I was attending a course on crisis management earlier this week. It’s great to know how much planning has gone into crisis and emergency management at my workplace. A big organisation such as where I work in would come under intense scrutiny and criticism if it were anywhere less than perfect in handling any emergency or crisis situation.
Being an IT infrastructure person, my scope of emergency preparedness is largely focused in ensuring the continued delivery of IT services. This is a lot more complicated that many people would have envisioned at first thought. Not surprisingly, many non-IT people don’t understand the complexities in continuity management in an IT organisation.
First, like anything else, there’s always the People, Process, and Technology parts to consider. (Some people might know it as People, Process and Product.) But, most people seem to remember only about Technology. As a result, emergency management in IT is often thought to be about UPS, redundant server components, redundant network, backup storage, and alternate data centres.
People in IT will probably (or at least should) appreciate that the technology aspect itself can already be exceedingly complicated. It is easy to understand provisioning of backup power and cooling. (Although, in my experience, most people don’t appreciate the complexities of cooling in a data centre.) The same can also be said about other redundant server and network components. These are the building blocks. Where it gets complicated is when we need complex inter-dependencies between these building blocks to build up a resilient system that can ensure application availability.
Alright, if I just lost you, let me take a step back. Storage is really not as simple as it seems. You know about RAID1 and RAID5. But these do not protect you from a facility-wide outage. You need remote data replication. Now, it is easy to say, but remote data replication leads to many more questions. Is the data replicated synchronously? How is failover handled? How is fail back handled? Is there active-active operation?

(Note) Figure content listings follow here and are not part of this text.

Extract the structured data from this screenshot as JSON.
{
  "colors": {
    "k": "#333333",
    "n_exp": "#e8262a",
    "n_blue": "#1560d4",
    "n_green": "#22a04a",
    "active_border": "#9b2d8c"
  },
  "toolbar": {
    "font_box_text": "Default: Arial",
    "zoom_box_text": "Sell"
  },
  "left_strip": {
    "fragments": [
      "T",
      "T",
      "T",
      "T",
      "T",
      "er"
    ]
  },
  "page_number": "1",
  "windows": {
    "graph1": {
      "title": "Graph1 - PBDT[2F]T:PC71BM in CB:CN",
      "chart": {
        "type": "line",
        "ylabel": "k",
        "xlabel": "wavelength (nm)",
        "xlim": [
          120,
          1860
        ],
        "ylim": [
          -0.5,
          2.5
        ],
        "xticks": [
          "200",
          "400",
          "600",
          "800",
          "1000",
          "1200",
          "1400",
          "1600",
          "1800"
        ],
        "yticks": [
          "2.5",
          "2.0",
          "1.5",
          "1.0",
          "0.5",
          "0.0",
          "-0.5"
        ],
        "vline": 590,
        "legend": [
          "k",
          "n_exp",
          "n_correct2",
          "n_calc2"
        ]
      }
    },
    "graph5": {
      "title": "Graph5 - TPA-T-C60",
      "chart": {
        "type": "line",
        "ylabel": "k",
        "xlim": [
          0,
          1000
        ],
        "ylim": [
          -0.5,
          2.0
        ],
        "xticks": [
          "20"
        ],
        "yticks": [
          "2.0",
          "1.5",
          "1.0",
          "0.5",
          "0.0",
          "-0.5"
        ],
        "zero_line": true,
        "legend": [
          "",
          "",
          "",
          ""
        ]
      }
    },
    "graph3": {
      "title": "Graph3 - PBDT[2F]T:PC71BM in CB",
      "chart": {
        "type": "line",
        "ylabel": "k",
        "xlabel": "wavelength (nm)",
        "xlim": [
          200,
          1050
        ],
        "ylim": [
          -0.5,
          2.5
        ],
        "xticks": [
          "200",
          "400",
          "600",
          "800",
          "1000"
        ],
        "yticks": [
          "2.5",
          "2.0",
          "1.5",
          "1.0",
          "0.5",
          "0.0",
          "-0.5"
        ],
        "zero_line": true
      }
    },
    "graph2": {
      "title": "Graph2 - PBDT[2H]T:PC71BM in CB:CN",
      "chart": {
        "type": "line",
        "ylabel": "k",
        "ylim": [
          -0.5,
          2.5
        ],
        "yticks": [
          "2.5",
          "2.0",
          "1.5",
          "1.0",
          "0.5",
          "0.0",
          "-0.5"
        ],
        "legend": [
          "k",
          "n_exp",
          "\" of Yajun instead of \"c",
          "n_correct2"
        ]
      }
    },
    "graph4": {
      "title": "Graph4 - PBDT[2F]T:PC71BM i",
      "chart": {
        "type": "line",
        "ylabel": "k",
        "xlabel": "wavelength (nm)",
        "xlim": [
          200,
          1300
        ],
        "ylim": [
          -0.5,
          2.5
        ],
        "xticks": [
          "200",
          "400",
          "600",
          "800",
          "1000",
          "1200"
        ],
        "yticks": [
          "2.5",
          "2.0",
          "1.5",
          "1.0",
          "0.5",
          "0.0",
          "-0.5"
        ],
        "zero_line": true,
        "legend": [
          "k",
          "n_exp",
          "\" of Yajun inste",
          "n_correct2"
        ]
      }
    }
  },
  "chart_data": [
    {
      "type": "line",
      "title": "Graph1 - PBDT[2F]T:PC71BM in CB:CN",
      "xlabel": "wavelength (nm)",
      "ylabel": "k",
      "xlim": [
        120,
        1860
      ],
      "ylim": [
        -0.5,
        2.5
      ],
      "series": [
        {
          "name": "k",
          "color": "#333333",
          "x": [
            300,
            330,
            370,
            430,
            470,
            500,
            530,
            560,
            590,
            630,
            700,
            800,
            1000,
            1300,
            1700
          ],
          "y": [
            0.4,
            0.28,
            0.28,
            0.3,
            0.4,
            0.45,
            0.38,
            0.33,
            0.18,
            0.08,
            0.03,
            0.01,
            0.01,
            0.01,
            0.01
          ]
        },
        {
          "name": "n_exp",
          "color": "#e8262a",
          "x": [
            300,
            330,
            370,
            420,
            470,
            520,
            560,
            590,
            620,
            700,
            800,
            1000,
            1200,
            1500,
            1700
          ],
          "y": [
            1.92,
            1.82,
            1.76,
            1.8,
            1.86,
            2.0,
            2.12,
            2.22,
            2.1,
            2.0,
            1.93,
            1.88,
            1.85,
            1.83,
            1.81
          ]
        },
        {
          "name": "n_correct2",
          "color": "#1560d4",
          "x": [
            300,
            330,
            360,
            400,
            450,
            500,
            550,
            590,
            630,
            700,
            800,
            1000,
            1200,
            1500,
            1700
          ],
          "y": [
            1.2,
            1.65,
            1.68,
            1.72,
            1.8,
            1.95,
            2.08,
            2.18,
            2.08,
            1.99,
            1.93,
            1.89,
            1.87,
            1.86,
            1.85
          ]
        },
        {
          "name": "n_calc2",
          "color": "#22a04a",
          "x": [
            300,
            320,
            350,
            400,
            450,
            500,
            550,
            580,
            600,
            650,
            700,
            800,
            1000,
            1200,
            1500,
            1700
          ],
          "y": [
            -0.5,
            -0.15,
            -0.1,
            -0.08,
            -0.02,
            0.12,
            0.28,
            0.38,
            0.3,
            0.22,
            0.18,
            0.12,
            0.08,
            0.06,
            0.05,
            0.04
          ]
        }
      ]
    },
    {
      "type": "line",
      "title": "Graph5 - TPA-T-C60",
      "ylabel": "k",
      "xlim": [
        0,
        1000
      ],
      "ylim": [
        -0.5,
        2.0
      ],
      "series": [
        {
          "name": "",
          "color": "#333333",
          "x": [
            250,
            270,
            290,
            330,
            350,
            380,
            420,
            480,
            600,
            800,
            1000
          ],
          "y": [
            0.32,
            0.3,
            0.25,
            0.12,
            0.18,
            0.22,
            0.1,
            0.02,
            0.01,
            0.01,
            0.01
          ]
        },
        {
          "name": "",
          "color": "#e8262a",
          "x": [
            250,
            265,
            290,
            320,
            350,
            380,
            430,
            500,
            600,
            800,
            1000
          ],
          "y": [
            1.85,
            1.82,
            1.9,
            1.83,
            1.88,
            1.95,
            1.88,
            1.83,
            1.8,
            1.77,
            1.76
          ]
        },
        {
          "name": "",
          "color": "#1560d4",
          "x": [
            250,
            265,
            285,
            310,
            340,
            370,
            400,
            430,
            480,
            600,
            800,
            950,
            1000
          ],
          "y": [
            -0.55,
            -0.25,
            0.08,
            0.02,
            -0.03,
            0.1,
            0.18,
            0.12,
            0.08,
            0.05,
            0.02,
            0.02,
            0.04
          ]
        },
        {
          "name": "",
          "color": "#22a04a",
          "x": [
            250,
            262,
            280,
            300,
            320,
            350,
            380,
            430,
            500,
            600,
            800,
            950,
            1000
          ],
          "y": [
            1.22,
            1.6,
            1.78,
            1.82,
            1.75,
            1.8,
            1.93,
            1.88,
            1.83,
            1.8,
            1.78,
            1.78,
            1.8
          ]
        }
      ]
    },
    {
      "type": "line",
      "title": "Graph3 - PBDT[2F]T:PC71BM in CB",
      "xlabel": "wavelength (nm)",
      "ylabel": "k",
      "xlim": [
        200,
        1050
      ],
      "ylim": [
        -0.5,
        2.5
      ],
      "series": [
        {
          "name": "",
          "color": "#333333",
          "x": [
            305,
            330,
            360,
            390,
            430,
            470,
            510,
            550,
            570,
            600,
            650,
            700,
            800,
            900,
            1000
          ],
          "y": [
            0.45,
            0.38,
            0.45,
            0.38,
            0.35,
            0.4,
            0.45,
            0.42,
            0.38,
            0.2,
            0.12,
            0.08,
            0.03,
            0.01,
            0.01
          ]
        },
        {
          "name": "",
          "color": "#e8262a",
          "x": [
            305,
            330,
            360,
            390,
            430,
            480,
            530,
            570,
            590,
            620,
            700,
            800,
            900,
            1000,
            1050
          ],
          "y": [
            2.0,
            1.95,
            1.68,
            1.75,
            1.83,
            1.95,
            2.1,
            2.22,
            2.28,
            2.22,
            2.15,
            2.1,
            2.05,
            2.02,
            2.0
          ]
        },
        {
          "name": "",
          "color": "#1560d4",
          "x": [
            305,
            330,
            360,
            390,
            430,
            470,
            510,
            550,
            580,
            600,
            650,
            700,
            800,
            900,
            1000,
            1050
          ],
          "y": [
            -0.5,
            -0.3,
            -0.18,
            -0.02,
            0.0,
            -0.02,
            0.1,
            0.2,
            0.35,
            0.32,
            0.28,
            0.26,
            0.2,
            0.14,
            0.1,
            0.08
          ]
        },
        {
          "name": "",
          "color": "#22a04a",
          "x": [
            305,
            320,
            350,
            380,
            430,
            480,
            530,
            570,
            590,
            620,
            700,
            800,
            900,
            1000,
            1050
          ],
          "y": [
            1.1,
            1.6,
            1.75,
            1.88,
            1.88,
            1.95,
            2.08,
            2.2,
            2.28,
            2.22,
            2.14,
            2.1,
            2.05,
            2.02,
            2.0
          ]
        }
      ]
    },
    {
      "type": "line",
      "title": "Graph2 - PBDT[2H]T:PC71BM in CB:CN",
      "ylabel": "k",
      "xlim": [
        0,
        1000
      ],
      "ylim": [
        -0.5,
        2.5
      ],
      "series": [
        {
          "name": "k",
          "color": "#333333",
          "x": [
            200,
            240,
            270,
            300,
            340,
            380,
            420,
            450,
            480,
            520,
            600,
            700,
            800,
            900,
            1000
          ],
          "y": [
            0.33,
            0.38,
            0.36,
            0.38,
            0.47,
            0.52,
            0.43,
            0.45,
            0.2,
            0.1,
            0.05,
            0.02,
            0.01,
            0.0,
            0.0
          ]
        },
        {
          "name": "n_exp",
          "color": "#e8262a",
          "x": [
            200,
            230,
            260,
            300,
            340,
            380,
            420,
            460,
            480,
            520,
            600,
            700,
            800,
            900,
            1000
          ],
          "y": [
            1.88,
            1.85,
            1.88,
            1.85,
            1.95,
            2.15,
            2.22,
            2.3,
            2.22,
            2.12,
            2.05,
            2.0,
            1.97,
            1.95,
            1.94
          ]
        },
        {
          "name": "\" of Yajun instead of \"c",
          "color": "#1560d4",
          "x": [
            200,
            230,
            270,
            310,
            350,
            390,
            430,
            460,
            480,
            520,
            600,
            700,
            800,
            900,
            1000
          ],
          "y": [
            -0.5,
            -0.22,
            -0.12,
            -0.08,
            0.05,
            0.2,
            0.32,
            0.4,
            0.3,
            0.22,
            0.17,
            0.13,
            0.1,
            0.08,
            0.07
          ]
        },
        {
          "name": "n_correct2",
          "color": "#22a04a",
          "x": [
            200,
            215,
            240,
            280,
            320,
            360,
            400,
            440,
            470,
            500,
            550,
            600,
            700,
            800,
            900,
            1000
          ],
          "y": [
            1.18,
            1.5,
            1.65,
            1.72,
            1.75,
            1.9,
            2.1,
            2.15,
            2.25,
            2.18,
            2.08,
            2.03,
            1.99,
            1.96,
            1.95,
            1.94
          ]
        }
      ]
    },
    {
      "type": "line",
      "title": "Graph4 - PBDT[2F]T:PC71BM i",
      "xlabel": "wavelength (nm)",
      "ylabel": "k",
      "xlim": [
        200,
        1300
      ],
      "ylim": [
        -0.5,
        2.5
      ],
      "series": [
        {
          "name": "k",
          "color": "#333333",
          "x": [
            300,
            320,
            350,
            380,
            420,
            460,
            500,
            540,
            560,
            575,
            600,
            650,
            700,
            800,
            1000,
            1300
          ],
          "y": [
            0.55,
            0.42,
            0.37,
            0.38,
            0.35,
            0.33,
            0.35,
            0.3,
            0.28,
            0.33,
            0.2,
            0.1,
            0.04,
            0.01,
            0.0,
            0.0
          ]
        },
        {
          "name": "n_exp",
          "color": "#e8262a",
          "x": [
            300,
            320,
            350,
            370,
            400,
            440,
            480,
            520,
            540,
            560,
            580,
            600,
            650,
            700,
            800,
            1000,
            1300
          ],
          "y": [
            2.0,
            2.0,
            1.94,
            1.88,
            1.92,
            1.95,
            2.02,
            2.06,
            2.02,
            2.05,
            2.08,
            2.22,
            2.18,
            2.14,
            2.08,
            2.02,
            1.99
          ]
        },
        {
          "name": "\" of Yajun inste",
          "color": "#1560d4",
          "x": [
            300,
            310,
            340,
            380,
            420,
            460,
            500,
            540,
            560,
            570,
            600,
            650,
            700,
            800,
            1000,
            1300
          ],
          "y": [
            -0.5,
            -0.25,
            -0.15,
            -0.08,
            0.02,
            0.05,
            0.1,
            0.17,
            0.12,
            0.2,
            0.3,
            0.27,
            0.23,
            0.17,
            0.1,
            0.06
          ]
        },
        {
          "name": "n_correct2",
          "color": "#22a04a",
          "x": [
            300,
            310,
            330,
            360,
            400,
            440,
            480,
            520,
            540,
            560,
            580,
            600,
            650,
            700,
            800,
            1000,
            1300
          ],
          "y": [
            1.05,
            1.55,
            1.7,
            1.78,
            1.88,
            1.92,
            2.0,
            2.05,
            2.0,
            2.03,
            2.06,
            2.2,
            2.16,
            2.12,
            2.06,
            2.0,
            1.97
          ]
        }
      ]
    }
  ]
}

Then, when you thought you’ve sort of understood the Technology part, there’s still the People and Processes parts to deal with. You need people to know what they need to do. You need processes in place so that everyone knows what they are supposed to do, and when they are supposed to do. Does everyone know what to do when an emergency situation arises? Are there guidelines to help people recognise an emergency situation? Are there people and processes in place before the emergency situation to ensure that the IT organisation is ready when that said situation arises? How do we know at all that those preparations really work?
There are so many aspects to talk about just in the area of business continuity management in IT. But just let me share a couple of things about communication in an emergency situation. Many organisations forget about the need for well managed communication. Here’s a list of things that happen when IT goes down:
- IT staff respond to the situation.
- Customers, at the same time, are already affected, and they want to know how are they affected and when will things be fixed.
- But of course, IT just responded. They don’t know what is wrong. They are trying to figure that out.
- Customers are impatiently hounding IT. This might actually hinder IT’s work. In fact, this incessant pestering could even be preventing IT from getting useful work done.
- Meanwhile, IT has no useful information to share. Or they are so busy they have no time to share what they think are meaningless information. So customers get no update.
- Customers get angrier.
This degenerative cycle also happens in other areas. Think about all the lack of communication coming from SMRT during the initial major breakdowns. We learn from those mistakes, and subsequently, we get better at communicating with customers. IT may still not know what has gone wrong at the onset of an incident, but they know how to convey their lack of information in such manner that satisfies their stakeholders.
Business continuity for an entire organisation, of course, is a whole lot more in-depth and comprehensive, compared with just what the IT organisation within the business has to deal with.